Listening for questions in the weeping

china mapIt's a saying that I have heard repeated time and time again by people who study China or work there on issues of human rights: Anything that you want to say about religion in China is true, somewhere in China. You want persecution of minority religions? Check. You want look-the-other-way toleration of minority religious groups? Check. You want gigantic underground Pentecostal house-church networks and loyal-to-Rome Catholic parishes? Check. You want strict enforcement of laws that push believers toward the state-recognized religious bodies? Check.

So where did this gigantic earthquake hit, on the religion-in-China map?

So far -- in my rush through the New York Times reports -- I have not seen the kinds of, yes, theodicy questions that you would expect to see in stories about a similar tragedy in predominately Christian or Islamic settings. So if there are people there crying out to God, what are they crying out and to whom?

It is a real struggle to work through this story, in particular, that ran with the headline, "'No Hope' for Children Buried in Earthquake." This focuses on the collapsed school in Dujiangyan where hundreds of children are dead:

Little remained of the original structure of the school. No standing beams, no fragments of walls. The rubble lay low against the wet earth. Dozens of people gathered around in the schoolyard, clawing at the debris, kicking it, screaming at it. Soldiers kept others from entering.

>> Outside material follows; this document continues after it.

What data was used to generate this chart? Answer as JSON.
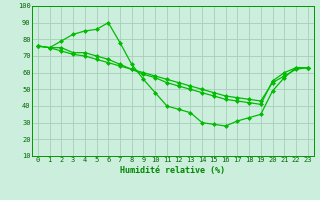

A man and woman walked away from the rubble together. He sheltered her under an umbrella as she wailed, "My child is dead! Dead!"

As dawn crept across this shattered town ... it illuminated rows and rows of apartment blocks collapsed into piles, bodies wedged among the debris, homeless families and their neighbors clustered on the roadside, shielding themselves from the downpour with plastic tarps. The earthquake originated here in the lush farm fields and river valleys of Sichuan Province, killing almost 10,000 people and trapping thousands more.

Click here for the longer Times report containing even more basic facts about the tragedy. But the story, again, lacks a second layer. It's that "Why?" question that would be asked in some cultural contexts, but not in others.

Is that a statement about China? This part of China? Mainstream media assumptions about China? Are the people simply weeping, with no cries to the heavens for answers? Is that kind of silent acceptance -- that that is the reality on the ground in China right now -- a piece of some larger religious or secular view of life and death?

I have questions. I'll keep looking for some answers. Right now, if you search Google News for "China, earthquake, God" this is what you get. Notice the reactions from Iran and from Catholic leaders. Notice that Los Angeles Times report on earthquakes as expressions of the "wrath of God."

The silence is unnerving, to me. Then again, I am a traditional Christian in a culture where the "Why?" question would be automatic.